— Откровенно говоря, мадемуазель, не следует.
Мадемуазель Ноэми снова обратила взор на платья двух богатых дам, а я, сделав по сему поводу одно предположение, рискну сделать и другое: глядя на этих дам, она видела не их, а Валентина де Беллегарда. Он, во всяком случае, видел только ее. Поставив на место холст, покрытый грубой мазней, он тихо прищелкнул языком и поднял брови, желая таким образом привлечь внимание Ньюмена.
— Где вы пропадали все эти месяцы? — спросила нашего героя мадемуазель Ноэми. — Разъезжали по дальним странам? И хорошо развлеклись?
— О да, — ответил Ньюмен, — я развлекся неплохо.
— Очень рада, — с примерной учтивостью обронила мадемуазель Ноэми. Она снова стала смешивать краски и, напустив на себя сосредоточенный и заинтересованный вид, сделалась необыкновенно хороша.
Воспользовавшись тем, что глаза у нее были опущены, Валентин попытался снова поймать взгляд Ньюмена. Он еще раз состроил свою загадочную мину и украдкой что-то быстро нарисовал пальцами в воздухе. По всей видимости, он нашел мадемуазель Ноэми чрезвычайно привлекательной, и демоны тоски покинули его душу, оставив ее в покое.
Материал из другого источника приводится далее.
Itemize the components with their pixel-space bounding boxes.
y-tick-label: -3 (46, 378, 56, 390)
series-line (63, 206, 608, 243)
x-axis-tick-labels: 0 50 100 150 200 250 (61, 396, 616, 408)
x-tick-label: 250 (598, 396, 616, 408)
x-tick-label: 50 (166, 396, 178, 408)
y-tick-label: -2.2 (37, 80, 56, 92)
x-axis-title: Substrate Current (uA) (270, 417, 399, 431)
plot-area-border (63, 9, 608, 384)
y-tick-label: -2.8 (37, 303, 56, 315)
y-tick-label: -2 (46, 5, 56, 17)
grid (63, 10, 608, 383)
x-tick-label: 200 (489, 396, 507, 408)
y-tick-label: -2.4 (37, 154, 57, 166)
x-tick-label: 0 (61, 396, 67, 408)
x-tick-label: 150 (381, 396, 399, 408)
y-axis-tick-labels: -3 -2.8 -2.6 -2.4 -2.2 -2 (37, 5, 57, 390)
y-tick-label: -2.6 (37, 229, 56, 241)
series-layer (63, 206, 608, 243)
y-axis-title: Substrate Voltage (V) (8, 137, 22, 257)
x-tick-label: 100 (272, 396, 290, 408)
— Расскажите же, где вы путешествовали, — промурлыкала юная прелестница.
— Я был в Швейцарии — в Женеве, Зерматте, Цюрихе и прочих городах; потом в Венеции, проехал по всей Германии, вниз по Рейну. Посетил Голландию и Бельгию, — словом, совершил обычный круг. А как будет по-французски «обычный круг»? — спросил он Валентина.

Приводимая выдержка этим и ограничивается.